El
viejo ingeniero llevaba en sus manos una destartalada caja de cartón
con los recuerdos que quedaban en su escritorio. Media hora antes
había sido despedido por el directorio del nuevo consorcio a cargo
de la empresa donde había trabajado los últimos cuarenta años de
su vida. “Jubilación” le dijeron que se llamaba, nombre bonito
para deshacerse de los más viejos de la empresa sin tener que
hacerse cargo de indemnizaciones y demases: total, para eso había
estado ahorrando obligatoriamente toda su vida. Ahora debería vivir
de ese dinero, ostensiblemente menor que su sueldo oficial, y sin
tener nada productivo que hacer en los años que le quedaban. Bueno,
al menos nada formal.
El
ahora jubilado ingeniero era un aficionado a la robótica. Gracias a
sus recursos y a sus actualizados conocimientos fue capaz de aprender
rápidamente sobre la programación de esos artefactos que parecían
reemplazar al humano pero que en realidad estaban llamados a generar
el suficiente tiempo de ocio en las personas al realizar los
monótonos trabajos repetitivos de modo seguro y sin errores que
muchos debían ejecutar, para que dicho tiempo fuera utilizado en la
creatividad. Lamentablemente la robotización había causado un
efecto nefasto en la vida industrial, eliminando cargos humanos y
relegando a las personas a la cesantía o a labores de servicios cada
vez más mal remuneradas. El viejo ingeniero había tenido que estar
dentro de ese horrendo proceso de decidir quién servía más a las
necesidades de la empresa para mantenerlo en su puesto y decirle a
sus superiores quiénes eran prescindibles. Pero ahora que tenía el
tiempo y los conocimientos, y había podido invertir en el momento
adecuado en procesadores de última generación y materiales de
primera a bajo precio, podría pagar su deuda con la sociedad, y más
que nada con quienes habían caído en la pobreza gracias al mal uso
de la tecnología. Su idea era revolucionaria: haría robots
androides con la capacidad suficiente como para reemplazar a los
directores de las empresas, y demostrarles por medio de la ley del
Talión lo que ellos le habían hecho a obreros y profesionales de
cargos no directivos. Si lograba que los directores de su empresa
aprendieran la lección, la robótica del futuro sería un
complemento y no un reemplazante del humano.
El
viejo ingeniero estaba terminando los detalles de su proyecto.
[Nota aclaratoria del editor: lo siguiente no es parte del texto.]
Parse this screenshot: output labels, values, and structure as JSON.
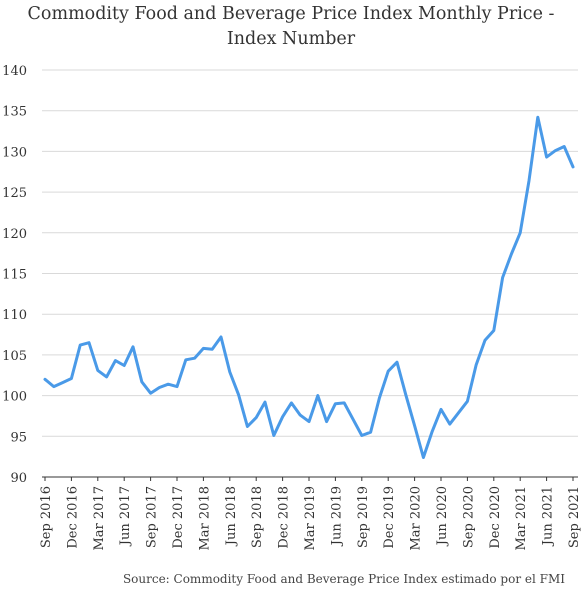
{
  "chart_data": {
    "type": "line",
    "title": "Commodity Food and Beverage Price Index Monthly Price - Index Number",
    "title_lines": [
      "Commodity Food and Beverage Price Index Monthly Price -",
      "Index Number"
    ],
    "source": "Source: Commodity Food and Beverage Price Index estimado por el FMI",
    "xlabel": "",
    "ylabel": "",
    "ylim": [
      90,
      140
    ],
    "yticks": [
      90,
      95,
      100,
      105,
      110,
      115,
      120,
      125,
      130,
      135,
      140
    ],
    "grid": true,
    "line_color": "#4a9ae8",
    "x_tick_labels": [
      "Sep 2016",
      "Dec 2016",
      "Mar 2017",
      "Jun 2017",
      "Sep 2017",
      "Dec 2017",
      "Mar 2018",
      "Jun 2018",
      "Sep 2018",
      "Dec 2018",
      "Mar 2019",
      "Jun 2019",
      "Sep 2019",
      "Dec 2019",
      "Mar 2020",
      "Jun 2020",
      "Sep 2020",
      "Dec 2020",
      "Mar 2021",
      "Jun 2021",
      "Sep 2021"
    ],
    "x": [
      "2016-09",
      "2016-10",
      "2016-11",
      "2016-12",
      "2017-01",
      "2017-02",
      "2017-03",
      "2017-04",
      "2017-05",
      "2017-06",
      "2017-07",
      "2017-08",
      "2017-09",
      "2017-10",
      "2017-11",
      "2017-12",
      "2018-01",
      "2018-02",
      "2018-03",
      "2018-04",
      "2018-05",
      "2018-06",
      "2018-07",
      "2018-08",
      "2018-09",
      "2018-10",
      "2018-11",
      "2018-12",
      "2019-01",
      "2019-02",
      "2019-03",
      "2019-04",
      "2019-05",
      "2019-06",
      "2019-07",
      "2019-08",
      "2019-09",
      "2019-10",
      "2019-11",
      "2019-12",
      "2020-01",
      "2020-02",
      "2020-03",
      "2020-04",
      "2020-05",
      "2020-06",
      "2020-07",
      "2020-08",
      "2020-09",
      "2020-10",
      "2020-11",
      "2020-12",
      "2021-01",
      "2021-02",
      "2021-03",
      "2021-04",
      "2021-05",
      "2021-06",
      "2021-07",
      "2021-08",
      "2021-09"
    ],
    "series": [
      {
        "values": [
          102.0,
          101.1,
          101.6,
          102.1,
          106.2,
          106.5,
          103.1,
          102.3,
          104.3,
          103.7,
          106.0,
          101.7,
          100.3,
          101.0,
          101.4,
          101.1,
          104.4,
          104.6,
          105.8,
          105.7,
          107.2,
          102.9,
          100.1,
          96.2,
          97.3,
          99.2,
          95.1,
          97.4,
          99.1,
          97.6,
          96.8,
          100.0,
          96.8,
          99.0,
          99.1,
          97.1,
          95.1,
          95.5,
          99.7,
          103.0,
          104.1,
          100.1,
          96.3,
          92.4,
          95.6,
          98.3,
          96.5,
          97.9,
          99.3,
          103.8,
          106.8,
          108.0,
          114.5,
          117.4,
          120.0,
          126.4,
          134.2,
          129.3,
          130.1,
          130.6,
          128.1
        ]
      }
    ]
  }
}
Los
androides estaban armados, programados y funcionales, vestidos a la
usanza de un directorio de empresa y en el número preciso para que
no quedara ningún director humano capaz de encabezar el grupo. En
cuanto terminó los subió a un minibus y llevó a sus quince
creaturas al edificio corporativo. Gracias a su amistad con el jefe
de seguridad pudo subir sin problemas al último piso del edificio,
donde se hallaban los quince directores planificando la expansión de
los negocios a Asia. Su entrada provocó un alboroto de proporciones,
y la presencia de los androides una conmoción suficiente como para
dejar a todos mudos, más aún cuando cada uno de los robots se paró
detrás de la silla del director al cual iban a reemplazar. El
ingeniero empezó a contarle a los directores en qué consistía su
plan, pero de improviso sus creaturas tomaron por sus cuellos a
aquellos a quienes reemplazarían, y con un simple movimiento los
asesinaron. El ingeniero estaba paralizado, jamás había pensado en
ese fin ni en ese modo de lograr sus objetivos. Lamentablemente para
sus planes los androides habían aprendido bien sus lecciones, y
concluyeron que ese era el único medio para lograr el bien mayor:
devolverle al humano su capacidad de soñar.